Ronald Asmus, executive director of the Transatlantic Center at the German Marshall Fund, said Saakashvili must commit to institution-building, and swallow the presence of Russian troops in Georgia.
"The advice of people like me is: To whatever degree possible, forget about the Russians," he said. "Accelerate reform and regain the moral high ground you had, and lost." In the past, he said, Saakashvili's team has committed to that path, "but it's hard for them to stick to it."
The advice is not casual. In his response to the state of emergency in November 2007 and the war, Asmus said, Saakashvili has "arguably made two big mistakes," even as the Russians were searching for a way to bring him down.
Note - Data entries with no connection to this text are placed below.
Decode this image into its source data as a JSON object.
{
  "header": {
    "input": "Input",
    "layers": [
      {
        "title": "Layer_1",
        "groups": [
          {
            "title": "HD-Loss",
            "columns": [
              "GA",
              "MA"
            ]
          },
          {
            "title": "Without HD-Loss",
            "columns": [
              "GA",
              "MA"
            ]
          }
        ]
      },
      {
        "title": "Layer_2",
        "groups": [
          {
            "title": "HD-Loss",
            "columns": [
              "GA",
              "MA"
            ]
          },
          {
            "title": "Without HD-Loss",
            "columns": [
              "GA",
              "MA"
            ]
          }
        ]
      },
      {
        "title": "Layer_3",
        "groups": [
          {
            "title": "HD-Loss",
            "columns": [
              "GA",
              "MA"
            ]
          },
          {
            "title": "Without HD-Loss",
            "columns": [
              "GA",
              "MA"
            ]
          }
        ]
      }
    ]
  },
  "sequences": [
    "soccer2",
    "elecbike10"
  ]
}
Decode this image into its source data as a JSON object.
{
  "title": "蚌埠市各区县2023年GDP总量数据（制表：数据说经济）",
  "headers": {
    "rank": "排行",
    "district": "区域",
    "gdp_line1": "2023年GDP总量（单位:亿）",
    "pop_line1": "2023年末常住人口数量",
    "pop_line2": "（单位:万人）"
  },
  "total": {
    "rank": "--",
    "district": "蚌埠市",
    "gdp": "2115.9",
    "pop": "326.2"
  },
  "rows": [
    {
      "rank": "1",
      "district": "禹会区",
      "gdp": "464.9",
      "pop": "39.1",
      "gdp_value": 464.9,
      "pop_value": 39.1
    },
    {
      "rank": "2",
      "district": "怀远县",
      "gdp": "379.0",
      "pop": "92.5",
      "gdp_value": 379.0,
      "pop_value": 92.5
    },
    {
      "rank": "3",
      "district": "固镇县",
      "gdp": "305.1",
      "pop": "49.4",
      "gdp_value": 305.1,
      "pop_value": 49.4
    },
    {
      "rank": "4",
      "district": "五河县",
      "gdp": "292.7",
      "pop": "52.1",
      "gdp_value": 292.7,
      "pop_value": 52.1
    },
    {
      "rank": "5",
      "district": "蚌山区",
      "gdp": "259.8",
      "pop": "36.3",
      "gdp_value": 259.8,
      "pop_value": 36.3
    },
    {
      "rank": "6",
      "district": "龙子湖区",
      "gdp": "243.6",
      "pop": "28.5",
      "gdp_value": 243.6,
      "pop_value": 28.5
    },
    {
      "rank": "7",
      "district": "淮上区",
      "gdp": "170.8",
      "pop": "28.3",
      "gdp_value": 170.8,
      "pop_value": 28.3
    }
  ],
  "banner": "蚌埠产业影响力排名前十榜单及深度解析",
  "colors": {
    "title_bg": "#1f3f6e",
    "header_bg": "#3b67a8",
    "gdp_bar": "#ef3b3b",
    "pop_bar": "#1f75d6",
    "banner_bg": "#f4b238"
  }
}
"Most politicians don't get to make two big mistakes and survive," he said. "I don't know how many political lives he has left."
And so, at the age of 41, Saakashvili is faced with the strange task of downsizing himself: scaling down his passion, impatience and even his power. Answering questions in the airy white interior of his presidential retreat, he seemed keenly aware of this: If there is a flaw with his government, he said, it is that "it's based on personality, more or less, and it should be based on institutions."
He said he had tormented himself over whether he had made a mistake ordering the attack on Tskhinvali, the capital of South Ossetia, asking himself the question "a thousand times" in the early days.
"Every night when I am not angry with myself is lost," he said.
Last week, he announced a constitutional amendment that would lessen the president's power over Parliament. Lately, he said, he's less attracted to the model of David the Builder, and more to George Washington, who, he said, "could have been a king, but instead chose to give up power, and become a democracy."
"It's something I'm thinking about more and more," he said. "George Washington."